On 19/11/2014 15:10, Peter Maydell wrote:
> On 19 November 2014 14:07, Juan Quintela <address@hidden> wrote:
> > My understanding is that it is a "trick".  We have internal memory for a
> > device that is needed for the emulation, but not showed to the guest.
> > And it is big enough that we want to save it during the "live" stage of
> > migration, so we mark it as RAM.  if it is somekind of cash, we can just
> > enlarge it on destination, and it don't matter.  If this has anything
> > different on the other part of the RAM, we are on trouble.
>
> Would it be feasible to just have the migration code provide
> an API for registering things to be migrated in the live
> migration stage, rather than creating memory regions which
> you can't actually use for most of the purposes the memory
> region API exists for?

It does already, for example PPC uses it for its IOMMU tables.

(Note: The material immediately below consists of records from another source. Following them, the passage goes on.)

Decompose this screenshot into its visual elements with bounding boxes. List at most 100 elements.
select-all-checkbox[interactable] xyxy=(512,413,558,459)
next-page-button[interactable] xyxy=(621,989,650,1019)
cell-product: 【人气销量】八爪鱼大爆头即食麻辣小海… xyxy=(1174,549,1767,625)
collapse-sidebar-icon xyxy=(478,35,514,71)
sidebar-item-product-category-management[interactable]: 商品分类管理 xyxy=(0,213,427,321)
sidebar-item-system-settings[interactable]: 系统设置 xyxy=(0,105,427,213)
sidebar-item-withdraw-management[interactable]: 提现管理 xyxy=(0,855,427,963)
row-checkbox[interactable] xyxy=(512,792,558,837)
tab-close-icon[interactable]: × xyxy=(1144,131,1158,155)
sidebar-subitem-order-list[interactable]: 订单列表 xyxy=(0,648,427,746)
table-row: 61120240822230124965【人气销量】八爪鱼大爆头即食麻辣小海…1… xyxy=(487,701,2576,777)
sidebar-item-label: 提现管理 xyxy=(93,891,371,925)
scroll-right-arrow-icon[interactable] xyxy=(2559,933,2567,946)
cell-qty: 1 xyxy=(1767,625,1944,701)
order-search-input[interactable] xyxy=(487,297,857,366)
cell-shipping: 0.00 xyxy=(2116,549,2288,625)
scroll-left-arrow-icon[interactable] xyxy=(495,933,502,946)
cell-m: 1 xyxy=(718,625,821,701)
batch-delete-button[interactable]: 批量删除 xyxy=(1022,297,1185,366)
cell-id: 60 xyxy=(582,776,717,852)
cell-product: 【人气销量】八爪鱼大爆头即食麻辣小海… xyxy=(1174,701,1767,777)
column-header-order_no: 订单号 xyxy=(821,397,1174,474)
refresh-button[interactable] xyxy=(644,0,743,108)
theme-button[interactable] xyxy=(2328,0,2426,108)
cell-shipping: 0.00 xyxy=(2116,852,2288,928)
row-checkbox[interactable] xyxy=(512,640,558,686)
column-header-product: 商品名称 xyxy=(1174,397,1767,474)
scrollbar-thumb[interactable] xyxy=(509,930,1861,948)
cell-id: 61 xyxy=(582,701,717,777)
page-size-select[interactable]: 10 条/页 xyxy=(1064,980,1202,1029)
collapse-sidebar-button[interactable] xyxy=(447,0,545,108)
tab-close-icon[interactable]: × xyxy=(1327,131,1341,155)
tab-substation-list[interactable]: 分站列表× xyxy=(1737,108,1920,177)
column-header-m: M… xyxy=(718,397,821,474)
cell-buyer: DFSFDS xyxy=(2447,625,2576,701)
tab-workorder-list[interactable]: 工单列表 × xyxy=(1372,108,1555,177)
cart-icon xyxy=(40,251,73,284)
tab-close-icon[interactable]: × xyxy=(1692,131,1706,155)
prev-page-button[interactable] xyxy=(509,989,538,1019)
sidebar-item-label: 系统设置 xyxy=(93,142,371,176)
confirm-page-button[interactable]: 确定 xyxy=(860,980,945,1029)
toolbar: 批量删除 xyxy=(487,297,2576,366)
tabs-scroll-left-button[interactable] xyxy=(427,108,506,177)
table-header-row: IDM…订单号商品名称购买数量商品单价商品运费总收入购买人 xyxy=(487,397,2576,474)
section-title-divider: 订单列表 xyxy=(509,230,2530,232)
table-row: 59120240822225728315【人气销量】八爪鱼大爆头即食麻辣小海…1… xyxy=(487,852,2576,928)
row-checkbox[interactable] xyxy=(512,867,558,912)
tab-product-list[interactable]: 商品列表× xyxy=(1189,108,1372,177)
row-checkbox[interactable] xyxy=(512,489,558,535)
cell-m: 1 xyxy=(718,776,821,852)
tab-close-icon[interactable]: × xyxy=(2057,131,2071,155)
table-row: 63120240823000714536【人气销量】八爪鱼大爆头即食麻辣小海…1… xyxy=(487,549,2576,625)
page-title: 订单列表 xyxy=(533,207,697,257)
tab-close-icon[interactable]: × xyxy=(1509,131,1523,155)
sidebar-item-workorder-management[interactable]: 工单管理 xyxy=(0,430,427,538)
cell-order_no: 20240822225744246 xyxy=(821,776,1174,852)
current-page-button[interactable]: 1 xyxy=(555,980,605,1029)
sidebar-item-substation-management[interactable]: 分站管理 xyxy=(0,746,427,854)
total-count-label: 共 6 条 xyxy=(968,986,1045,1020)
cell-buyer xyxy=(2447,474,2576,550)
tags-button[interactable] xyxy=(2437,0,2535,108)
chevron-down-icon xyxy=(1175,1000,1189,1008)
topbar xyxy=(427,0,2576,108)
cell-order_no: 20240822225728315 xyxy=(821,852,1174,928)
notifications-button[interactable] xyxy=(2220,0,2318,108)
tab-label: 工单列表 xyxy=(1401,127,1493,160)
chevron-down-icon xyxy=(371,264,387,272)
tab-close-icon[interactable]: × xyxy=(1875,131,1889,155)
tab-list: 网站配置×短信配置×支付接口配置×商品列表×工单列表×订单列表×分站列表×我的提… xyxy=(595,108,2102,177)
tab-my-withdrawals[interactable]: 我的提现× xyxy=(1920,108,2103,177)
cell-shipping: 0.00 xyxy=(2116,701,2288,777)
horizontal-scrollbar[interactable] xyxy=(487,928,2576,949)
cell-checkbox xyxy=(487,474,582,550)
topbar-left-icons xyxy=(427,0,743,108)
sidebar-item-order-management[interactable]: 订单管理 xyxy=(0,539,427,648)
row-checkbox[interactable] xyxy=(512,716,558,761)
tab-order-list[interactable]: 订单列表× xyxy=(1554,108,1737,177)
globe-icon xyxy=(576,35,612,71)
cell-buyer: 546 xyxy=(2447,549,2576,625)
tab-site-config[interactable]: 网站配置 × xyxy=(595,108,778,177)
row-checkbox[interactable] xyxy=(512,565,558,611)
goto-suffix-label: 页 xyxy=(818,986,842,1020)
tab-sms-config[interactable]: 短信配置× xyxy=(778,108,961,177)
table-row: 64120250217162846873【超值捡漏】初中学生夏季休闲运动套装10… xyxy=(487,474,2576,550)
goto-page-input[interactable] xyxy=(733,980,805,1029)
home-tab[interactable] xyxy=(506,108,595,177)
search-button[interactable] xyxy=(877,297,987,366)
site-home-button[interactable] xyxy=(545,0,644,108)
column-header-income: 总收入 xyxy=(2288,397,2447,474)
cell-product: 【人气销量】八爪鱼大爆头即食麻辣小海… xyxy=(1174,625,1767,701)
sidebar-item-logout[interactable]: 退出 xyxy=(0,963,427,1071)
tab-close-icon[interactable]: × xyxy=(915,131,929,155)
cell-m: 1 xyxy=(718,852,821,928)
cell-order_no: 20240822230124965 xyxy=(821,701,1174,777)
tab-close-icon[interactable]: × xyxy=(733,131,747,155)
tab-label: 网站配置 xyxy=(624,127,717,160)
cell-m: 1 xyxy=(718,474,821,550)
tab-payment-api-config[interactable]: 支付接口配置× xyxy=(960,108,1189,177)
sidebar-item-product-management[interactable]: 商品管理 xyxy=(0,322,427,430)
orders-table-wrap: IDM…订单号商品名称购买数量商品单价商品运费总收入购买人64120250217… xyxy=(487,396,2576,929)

But in any case this is really just memory that is auto-resized on
migration.  And it can work even if it is mapped in memory, as long as
your resize callback (or some post_load code executed while migrating
devices) does something useful to update the memory map.  Let's call it
like what it is.

Basically it is an "I know how to deal with the source's configuration
whatever it is, so I'm not bothering to reconstruct it equivalently on
the destination" flag.

The fine print is that it will create more differences between a given
machine type on different versions of QEMU.  It can have ripple effects
on the memory map and it can make existing VMs a bit more likely to
break when updating QEMU.  This is why I do not particularly like it,
and I posted different patches to do the same thing.  I understand that
it is a simple fix that will mostly work and probably avoids work more
than causing it.

And BTW, those patches are still unreviewed,.  Juan, "do as you
preach"---review patches that are closer to what you preach.  And
Michael, you too---review patches in addition to asking people to review
yours, so that we can compare the approaches.